Hakim pun menegur pengunjung agar menghormati persidangan dan tidak bertepuk tangan. Lalu, kuasa hukum Tom membacakan eksepsinya.
"Mohon pengunjung tetap tenang, tertib ya, tidak perlu tepuk tangan. Hargai ruang persidangan ini ya, hargai juga terdakwa," tegur hakim.
Sebelumnya, Jaksa Penuntut Umum (JPU) mendakwa Tom Lembong merugikan negara sebesar Rp578 miliar.
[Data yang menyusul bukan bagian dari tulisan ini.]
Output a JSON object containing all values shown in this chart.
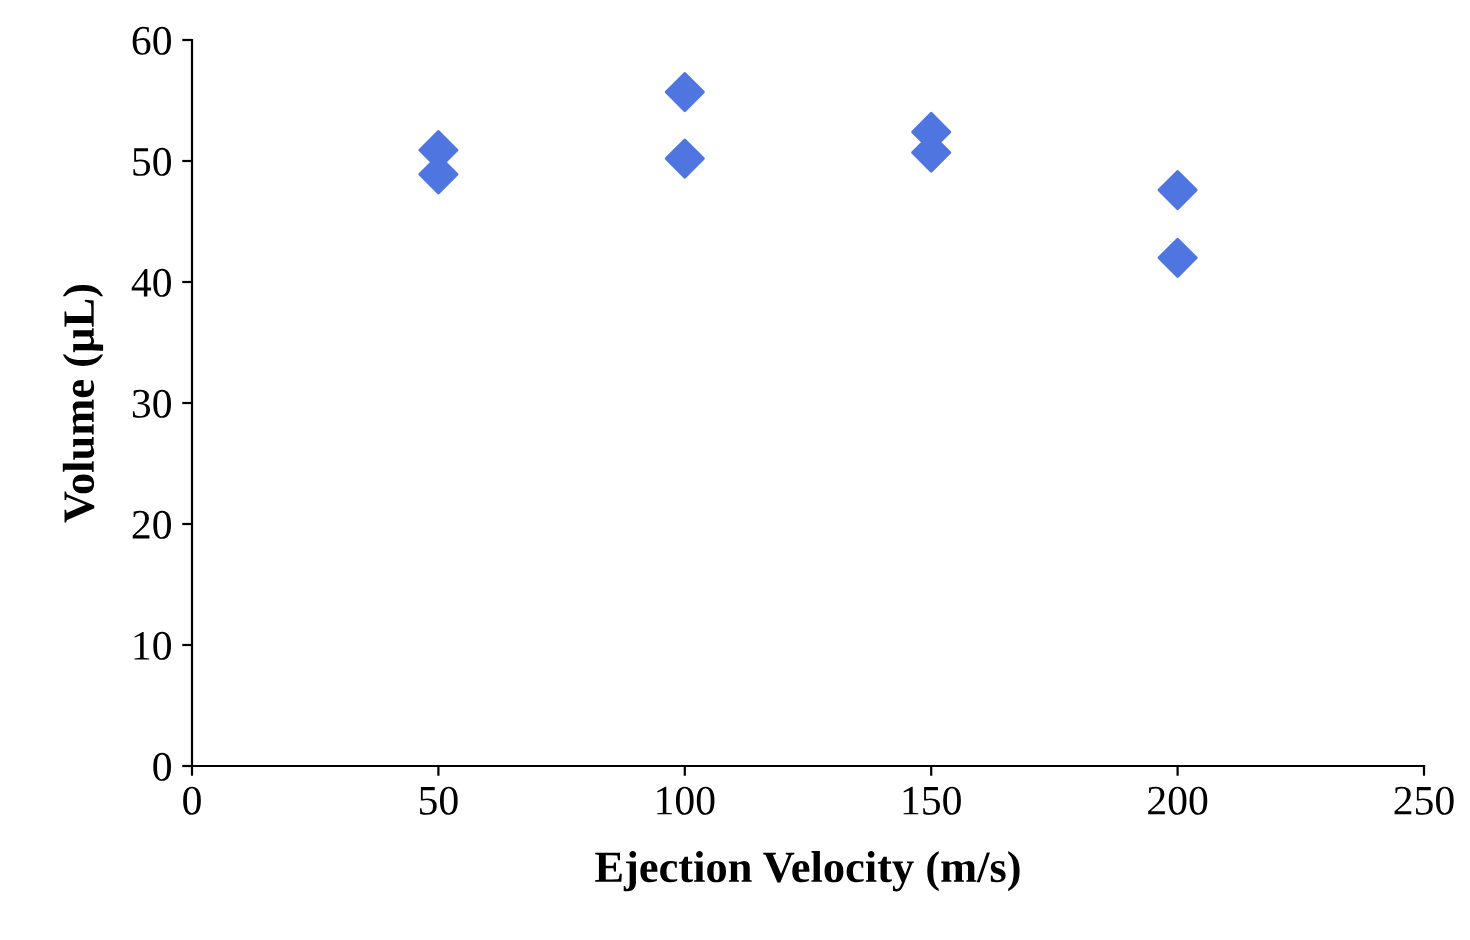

Kerugian itu terkait kasus dugaan korupsi impor gula.
“Telah melakukan atau turut serta melakukan perbuatan secara melawan hukum, melakukan perbuatan memperkaya diri sendiri atau orang lain atau suatu korporasi yang merugikan keuangan negara sebesar Rp515.408.740.970,36 yang merupakan bagian dari kerugian keuangan negara sebesar Rp578.105.409.622,47,” kata Jaksa Penuntut Umum (JPU) saat membacakan surat dakwaan di ruang sidang Pengadilan Tipikor Jakarta, Kamis (6/3/2025).